The publication offers a six-step guide to assist agencies partnering with pharma and biotech, authors, and publishers, in creating robust processes from staff education to innovation and documentation, to ensure that all steps in publication development are in line with GPP.
  1.  
    Evelyn Pringle
    June 16, 2011 | 4:53 PM
     

    Unbelievable! I’m wondering whether anybody but me has found this news most unsettling, in large part, because of the way Allen Frances has been using his blogging privileges on popular websites, for a year now, to deflect the blame for the origin of the epidemic in atypical antipsychotic prescribing onto everybody else instead of where it apparently belonged. I have to wonder if he wrote all those blogs not knowing he would be outed by this report, or as a preemptive defense because he knew what was coming.

  2.  
    June 16, 2011 | 6:57 PM
     

    The article, “Bipolar kids: Victims of the ‘madness industry’? @ http://www.newscientist.com/article/mg21028151.900-bipolar-kids-victims-of-the-madness-industry.html?full=true has this quote from Allen Frances, “It’s very easy to set off a false epidemic in psychiatry.
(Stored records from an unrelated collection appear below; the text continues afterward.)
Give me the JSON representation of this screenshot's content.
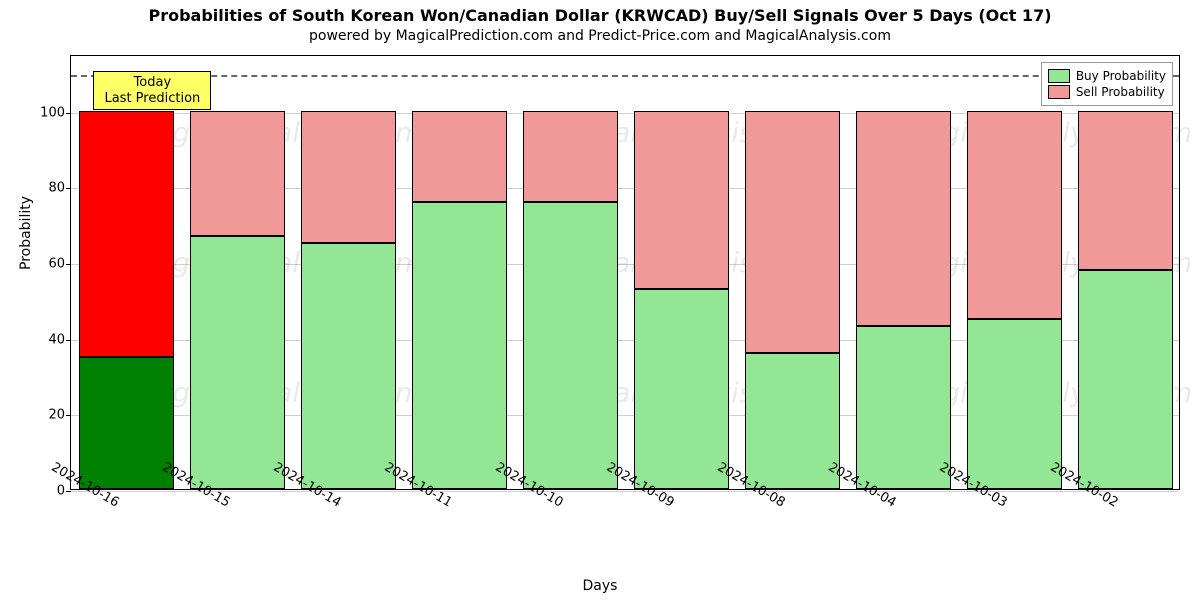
{
  "title": "Probabilities of South Korean Won/Canadian Dollar (KRWCAD) Buy/Sell Signals Over 5 Days (Oct 17)",
  "subtitle": "powered by MagicalPrediction.com and Predict-Price.com and MagicalAnalysis.com",
  "xlabel": "Days",
  "ylabel": "Probability",
  "annotation": {
    "line1": "Today",
    "line2": "Last Prediction"
  },
  "legend": {
    "buy": "Buy Probability",
    "sell": "Sell Probability"
  },
  "chart": {
    "type": "stacked-bar",
    "ylim": [
      0,
      115
    ],
    "ytick_step": 20,
    "yticks": [
      0,
      20,
      40,
      60,
      80,
      100
    ],
    "reference_line_y": 110,
    "bar_width": 0.85,
    "background_color": "#ffffff",
    "grid_color": "#b0b0b0",
    "border_color": "#000000",
    "colors": {
      "buy": "#93e693",
      "sell": "#f19999",
      "buy_highlight": "#008000",
      "sell_highlight": "#ff0000",
      "annotation_bg": "#ffff66",
      "dash": "#666666"
    },
    "categories": [
      "2024-10-16",
      "2024-10-15",
      "2024-10-14",
      "2024-10-11",
      "2024-10-10",
      "2024-10-09",
      "2024-10-08",
      "2024-10-04",
      "2024-10-03",
      "2024-10-02"
    ],
    "buy_values": [
      35,
      67,
      65,
      76,
      76,
      53,
      36,
      43,
      45,
      58
    ],
    "sell_values": [
      65,
      33,
      35,
      24,
      24,
      47,
      64,
      57,
      55,
      42
    ],
    "highlight_index": 0
  },
  "watermark_text": "MagicalAnalysis.com",
  "title_fontsize": 16,
  "subtitle_fontsize": 14,
  "label_fontsize": 14,
  "tick_fontsize": 13
}
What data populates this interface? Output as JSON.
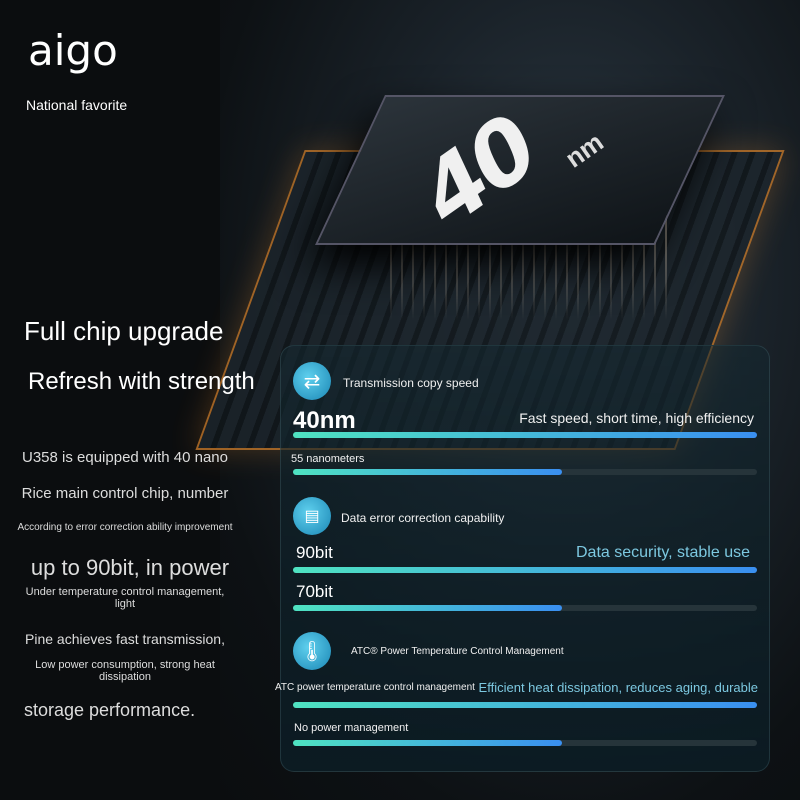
{
  "brand": {
    "logo": "aigo",
    "tagline": "National favorite"
  },
  "chip": {
    "label": "40",
    "unit": "nm"
  },
  "left": {
    "headline1": "Full chip upgrade",
    "headline2": "Refresh with strength",
    "lines": [
      "U358 is equipped with 40 nano",
      "Rice main control chip, number",
      "According to error correction ability improvement",
      "up to 90bit, in power",
      "Under temperature control management, light",
      "Pine achieves fast transmission,",
      "Low power consumption, strong heat dissipation",
      "storage performance."
    ]
  },
  "panel": {
    "sections": [
      {
        "icon": "transfer-arrows-icon",
        "title": "Transmission copy speed",
        "tagline": "Fast speed, short time, high efficiency",
        "bars": [
          {
            "label": "40nm",
            "value": 100
          },
          {
            "label": "55 nanometers",
            "value": 58
          }
        ]
      },
      {
        "icon": "document-shield-icon",
        "title": "Data error correction capability",
        "tagline": "Data security, stable use",
        "bars": [
          {
            "label": "90bit",
            "value": 100
          },
          {
            "label": "70bit",
            "value": 58
          }
        ]
      },
      {
        "icon": "thermometer-icon",
        "title": "ATC® Power Temperature Control Management",
        "tagline": "Efficient heat dissipation, reduces aging, durable",
        "bars": [
          {
            "label": "ATC power temperature control management",
            "value": 100
          },
          {
            "label": "No power management",
            "value": 58
          }
        ]
      }
    ]
  }
}
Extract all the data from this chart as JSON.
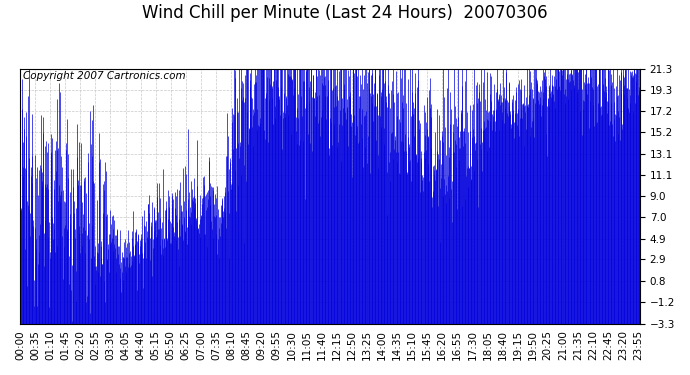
{
  "title": "Wind Chill per Minute (Last 24 Hours)  20070306",
  "copyright_text": "Copyright 2007 Cartronics.com",
  "line_color": "#0000dd",
  "bg_color": "#ffffff",
  "plot_bg_color": "#ffffff",
  "grid_color": "#bbbbbb",
  "yticks": [
    21.3,
    19.3,
    17.2,
    15.2,
    13.1,
    11.1,
    9.0,
    7.0,
    4.9,
    2.9,
    0.8,
    -1.2,
    -3.3
  ],
  "ylim": [
    -3.3,
    21.3
  ],
  "xtick_labels": [
    "00:00",
    "00:35",
    "01:10",
    "01:45",
    "02:20",
    "02:55",
    "03:30",
    "04:05",
    "04:40",
    "05:15",
    "05:50",
    "06:25",
    "07:00",
    "07:35",
    "08:10",
    "08:45",
    "09:20",
    "09:55",
    "10:30",
    "11:05",
    "11:40",
    "12:15",
    "12:50",
    "13:25",
    "14:00",
    "14:35",
    "15:10",
    "15:45",
    "16:20",
    "16:55",
    "17:30",
    "18:05",
    "18:40",
    "19:15",
    "19:50",
    "20:25",
    "21:00",
    "21:35",
    "22:10",
    "22:45",
    "23:20",
    "23:55"
  ],
  "title_fontsize": 12,
  "tick_fontsize": 7.5,
  "copyright_fontsize": 7.5
}
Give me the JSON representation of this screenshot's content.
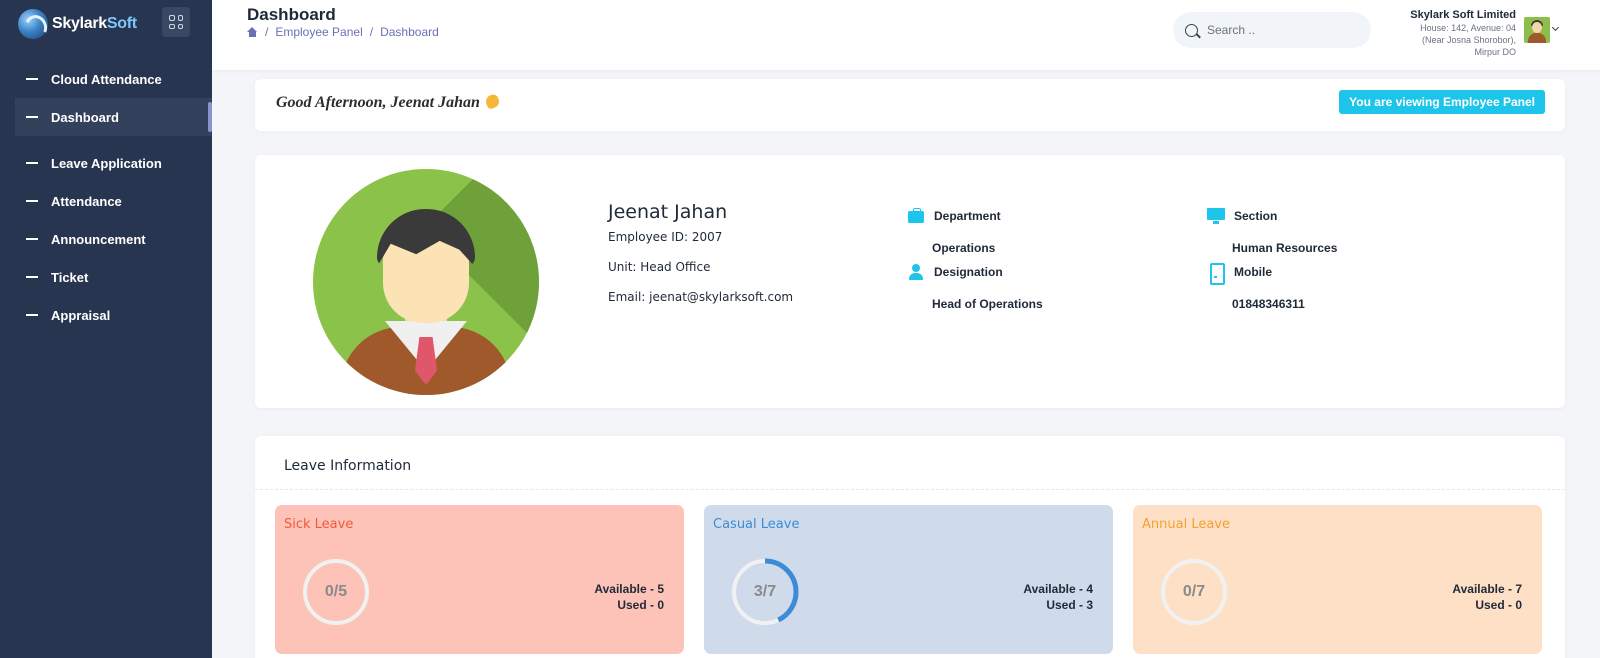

The drug companies have tremendous influence.”

    Frances clearly knows from whence he speaks.

  3.  
    Evelyn Pringle
    June 17, 2011 | 12:15 AM
     

    When reading that article Ed posted it almost sounds like Frances has a guilty conscience. Really it does come across that way to me. Maybe he has seen the error of his ways but then he should come right out and say it, like Mickey says in his post today.